Since the original in 2006, the AMG C63 has been perhaps Mercedes-Benz’s most exciting sedan car.

The idea supporting its existence has always been charmingly simple: a massive V8 engine, homed in a compact four-door sedan bodyshell.

Although it would appear potentially foolish to transplant a very powerful V8 engine into a compact sedan, Mercedes-Benz and AMG’s engineers have always managed to ensure an excellent marriage of reality and purpose with the C63.

The current C63 is a somewhat poignant car. AMG is feeling the pressure, like many other high-performance automotive brands, to evolve its products towards better sustainability.

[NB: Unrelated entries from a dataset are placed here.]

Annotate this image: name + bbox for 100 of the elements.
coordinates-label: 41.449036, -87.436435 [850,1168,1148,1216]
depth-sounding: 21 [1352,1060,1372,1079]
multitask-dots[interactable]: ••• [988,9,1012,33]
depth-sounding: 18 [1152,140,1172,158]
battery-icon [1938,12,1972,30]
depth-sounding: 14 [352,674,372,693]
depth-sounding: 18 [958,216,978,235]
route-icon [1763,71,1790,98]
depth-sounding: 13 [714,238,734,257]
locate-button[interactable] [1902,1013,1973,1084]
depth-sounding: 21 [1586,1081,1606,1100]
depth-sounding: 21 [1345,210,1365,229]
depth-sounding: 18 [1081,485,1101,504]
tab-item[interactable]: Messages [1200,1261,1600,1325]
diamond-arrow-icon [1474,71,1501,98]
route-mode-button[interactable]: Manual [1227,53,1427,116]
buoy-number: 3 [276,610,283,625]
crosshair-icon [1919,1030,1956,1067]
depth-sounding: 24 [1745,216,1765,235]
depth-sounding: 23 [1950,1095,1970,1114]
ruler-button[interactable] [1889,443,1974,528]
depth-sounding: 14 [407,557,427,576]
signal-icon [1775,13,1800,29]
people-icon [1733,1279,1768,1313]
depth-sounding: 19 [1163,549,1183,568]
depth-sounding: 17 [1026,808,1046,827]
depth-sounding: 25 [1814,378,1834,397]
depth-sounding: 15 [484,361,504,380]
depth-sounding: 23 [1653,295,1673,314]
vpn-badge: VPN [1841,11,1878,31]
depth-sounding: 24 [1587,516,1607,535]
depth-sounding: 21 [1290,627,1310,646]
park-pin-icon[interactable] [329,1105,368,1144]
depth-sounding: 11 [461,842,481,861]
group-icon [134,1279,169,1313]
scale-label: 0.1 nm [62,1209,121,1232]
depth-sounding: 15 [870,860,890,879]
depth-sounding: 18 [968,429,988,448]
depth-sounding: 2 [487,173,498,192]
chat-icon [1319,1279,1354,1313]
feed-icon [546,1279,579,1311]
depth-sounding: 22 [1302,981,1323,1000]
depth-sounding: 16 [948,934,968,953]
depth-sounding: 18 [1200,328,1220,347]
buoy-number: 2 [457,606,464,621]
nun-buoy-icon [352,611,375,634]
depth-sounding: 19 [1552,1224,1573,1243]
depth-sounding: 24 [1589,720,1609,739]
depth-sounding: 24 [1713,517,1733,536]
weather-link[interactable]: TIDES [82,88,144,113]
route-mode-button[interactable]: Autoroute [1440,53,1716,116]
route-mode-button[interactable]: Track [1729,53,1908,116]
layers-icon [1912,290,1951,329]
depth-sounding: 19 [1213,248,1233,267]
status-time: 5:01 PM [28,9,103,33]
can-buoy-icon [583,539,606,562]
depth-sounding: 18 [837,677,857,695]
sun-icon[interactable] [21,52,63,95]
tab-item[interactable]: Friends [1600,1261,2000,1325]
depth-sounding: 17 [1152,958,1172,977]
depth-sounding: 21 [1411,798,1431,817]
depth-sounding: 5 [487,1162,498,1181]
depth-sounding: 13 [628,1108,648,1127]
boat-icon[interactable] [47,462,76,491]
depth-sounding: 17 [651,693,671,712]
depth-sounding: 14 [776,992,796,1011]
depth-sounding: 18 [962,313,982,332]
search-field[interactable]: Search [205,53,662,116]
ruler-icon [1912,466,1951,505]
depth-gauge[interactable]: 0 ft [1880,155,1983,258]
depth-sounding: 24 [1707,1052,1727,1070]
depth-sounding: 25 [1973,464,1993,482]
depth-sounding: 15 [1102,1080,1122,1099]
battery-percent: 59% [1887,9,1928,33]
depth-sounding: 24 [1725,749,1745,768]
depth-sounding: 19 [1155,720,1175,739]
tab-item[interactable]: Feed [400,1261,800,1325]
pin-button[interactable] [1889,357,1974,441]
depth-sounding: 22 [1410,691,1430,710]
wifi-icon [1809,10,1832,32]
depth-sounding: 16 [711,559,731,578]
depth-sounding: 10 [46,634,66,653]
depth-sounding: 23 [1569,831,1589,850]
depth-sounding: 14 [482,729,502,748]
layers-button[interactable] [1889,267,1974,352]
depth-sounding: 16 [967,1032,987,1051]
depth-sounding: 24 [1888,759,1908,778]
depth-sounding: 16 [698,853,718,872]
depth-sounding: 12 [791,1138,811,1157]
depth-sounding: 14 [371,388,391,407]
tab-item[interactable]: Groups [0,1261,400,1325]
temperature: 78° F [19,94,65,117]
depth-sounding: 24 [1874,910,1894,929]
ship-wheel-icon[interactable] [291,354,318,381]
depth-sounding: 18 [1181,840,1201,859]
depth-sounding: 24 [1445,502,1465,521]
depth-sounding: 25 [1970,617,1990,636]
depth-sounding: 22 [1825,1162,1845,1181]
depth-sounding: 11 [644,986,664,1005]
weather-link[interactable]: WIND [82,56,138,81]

Leveraging off Mercedes-Benz’s enormously successful F1 racing technology, the future for C63 is a smaller engine, with hybridization. That means that the current C63, is likely the last V8 version we will ever see.

I have been fortunate to have driven all the generations of C63 and their derivates. Two things have always defined them: noise and traction. Or rather: a lack of traction.

There is no circumventing physics: a hugely powerful V8 engine will easily overwhelm the available traction fo only two rear rubber contact patches. Distribute the power amongst double that traction surface (by channelling some of it to the front wheels) and you harness much greater control.

What makes the 2020 Mercedes-Benz C63 AMG so compelling – and accomplished – is its sophisticated on-demand all-wheel drive system.

To many purists an all-wheel drive system is ruinous. Blunting the steering responses and of little use in dry driving conditions. But the AMG C63 has an all-wheel drive system which is expertly calibrated to enhance the driving experience. It always shepherds the driver, when they are attempting to be too bold, mid-corner.

The C63’s cabin features an array of contemporary digitisation and all the luxury and convenience you’d expect from a seven-figure price point Mercedes. But it also incentivises a dedicated driving experience, with an excellent seating position and steering wheel adjustability.

Steering helm thickness, seat shape and pedal position are all tailored to provide the perfect foil for the 4-litre bi-turbo V8’s 375kW and 700Nm.

I suspect the C63’s most fundamental appeal remains its adjustability. With all the car’s configurable settings engaged to ‘comfort’ mode, it is wonderfully docile to drive. Touch a pre-selected ‘Sport+’ configuration button and it instantly becomes a four-door sportscar capable of running with two-seater exotics.

Acceleration and sounds effects are dramatic. The C63 feeling every bit as quick as that figure of 0-100kph in 4 seconds, would suggest.

A wonderful evolution, proving the value of all-wheel drive for high-performance vehicles, the C63 is also the last of its type, for AMG. And that might make it a very good investment for long-term owners, who are eyeing the possibility of future classic status, which could very possibly be bestowed upon this last of AMG’s V8-powered C63’s.

The AMG C63 S retails for R1 680 000.